Esta questão é da segunda lista de Álgebra Linear 1 da Politécnica USP, mas no caso tem-se [tex3]\mathsf{\vec{w} \ = \ \dfrac{1}{\sqrt{6}} \cdot \bigg(2\cdot \hat{i} \ - \ \hat{j} \ \color{\red}+} \mathsf{\ \hat{k}\bigg).}[/tex3]

Supondo [tex3]\mathsf{E}[/tex3] a base canônica [tex3]\mathsf{\hat{i} \ = \ (1,0,0), \hat{j} \ = \ (0,1,0), \hat{k} \ = \ (0,0,1)}[/tex3], as coordenadas dos vetores já estão dadas em relação a essa base [tex3]\mathsf{\hat{i}, \hat{j}, \ \hat{k}.}[/tex3]

Para provar que [tex3]\mathsf{F \ \in \ \mathbb{V}^3 \ = \ \{\vec{u}, \ \vec{v}, \vec{w} \}}[/tex3] é uma base ortonormal, é necessário que:

[tex3]\mathsf{\hookrightarrow \ ||\vec{u}|| \ = \ ||\vec{v}|| \ = \ ||\vec{w}|| \ = 1;}[/tex3]
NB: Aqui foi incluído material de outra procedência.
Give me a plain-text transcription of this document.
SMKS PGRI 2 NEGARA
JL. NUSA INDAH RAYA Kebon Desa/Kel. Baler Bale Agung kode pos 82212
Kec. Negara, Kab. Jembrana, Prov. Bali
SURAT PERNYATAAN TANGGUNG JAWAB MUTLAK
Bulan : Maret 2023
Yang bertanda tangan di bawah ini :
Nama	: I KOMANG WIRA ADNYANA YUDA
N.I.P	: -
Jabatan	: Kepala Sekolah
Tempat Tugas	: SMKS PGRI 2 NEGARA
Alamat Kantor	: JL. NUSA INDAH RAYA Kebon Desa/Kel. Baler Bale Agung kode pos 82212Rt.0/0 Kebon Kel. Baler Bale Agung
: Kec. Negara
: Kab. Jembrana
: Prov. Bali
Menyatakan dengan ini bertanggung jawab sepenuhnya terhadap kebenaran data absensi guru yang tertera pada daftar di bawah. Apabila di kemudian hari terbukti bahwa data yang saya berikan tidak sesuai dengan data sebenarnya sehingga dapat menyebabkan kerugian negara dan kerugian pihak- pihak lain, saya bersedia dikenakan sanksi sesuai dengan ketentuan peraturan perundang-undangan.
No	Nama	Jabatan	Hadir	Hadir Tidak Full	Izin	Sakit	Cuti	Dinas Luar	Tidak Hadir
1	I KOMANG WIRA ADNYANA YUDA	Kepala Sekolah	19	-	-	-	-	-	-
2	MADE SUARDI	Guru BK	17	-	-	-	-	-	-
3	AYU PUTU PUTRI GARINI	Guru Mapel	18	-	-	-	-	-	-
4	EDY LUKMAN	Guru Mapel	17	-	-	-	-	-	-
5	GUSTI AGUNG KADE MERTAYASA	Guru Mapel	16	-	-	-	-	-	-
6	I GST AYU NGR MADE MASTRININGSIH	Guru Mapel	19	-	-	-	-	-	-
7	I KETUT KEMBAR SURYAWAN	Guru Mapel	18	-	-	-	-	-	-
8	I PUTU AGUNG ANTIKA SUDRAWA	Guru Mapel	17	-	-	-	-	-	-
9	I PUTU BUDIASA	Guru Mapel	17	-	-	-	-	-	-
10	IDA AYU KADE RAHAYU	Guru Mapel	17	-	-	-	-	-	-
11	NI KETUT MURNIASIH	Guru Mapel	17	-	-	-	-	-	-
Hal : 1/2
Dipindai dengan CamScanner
[tex3]\mathsf{||\vec{u}|| = \ \sqrt{\bigg(\dfrac{1}{\sqrt{3}}\bigg)^2 \ + \ \bigg(\dfrac{1}{\sqrt{3}}\bigg)^2 \ + \ \bigg(- \dfrac{1}{\sqrt{3}}\bigg)^2} \ = \ \boxed{\mathsf{1}}}[/tex3]

[tex3]\mathsf{||\vec{v}|| = \ \sqrt{0 \ + \ \bigg(\dfrac{1}{\sqrt{2}}\bigg)^2 \ + \ \bigg(\dfrac{1}{\sqrt{2}}\bigg)^2} \ = \ \boxed{\mathsf{1}}}[/tex3]

[tex3]\mathsf{||\vec{w}|| = \ \sqrt{\bigg(\dfrac{2}{\sqrt{6}}\bigg)^2 \ + \ \bigg(-\dfrac{1}{\sqrt{6}}\bigg)^2 \ + \ \bigg(\dfrac{1}{\sqrt{6}}\bigg)^2} \ = \ \boxed{\mathsf{1}}}[/tex3]

[tex3]\mathsf{\hookrightarrow \ \vec{u} \ \perp \ \vec{v} \ \perp \ \vec{v} \ \Leftrightarrow \ \vec{u} \bullet \vec{v} \ = \ \vec{v} \bullet \vec{w} \ = \ \vec{u} \bullet \vec{w} \ = \ 0.}[/tex3]

[tex3]\mathsf{ \vec{u} \bullet \vec{v} \ = \ \dfrac{1}{\sqrt{3}}\cdot 0 \ + \ \dfrac{1}{\sqrt{3}} \cdot \dfrac{1}{\sqrt{2}} \ - \dfrac{1}{\sqrt{3}} \cdot \dfrac{1}{\sqrt{2}} \ = \ \boxed{\mathsf{0}}}[/tex3]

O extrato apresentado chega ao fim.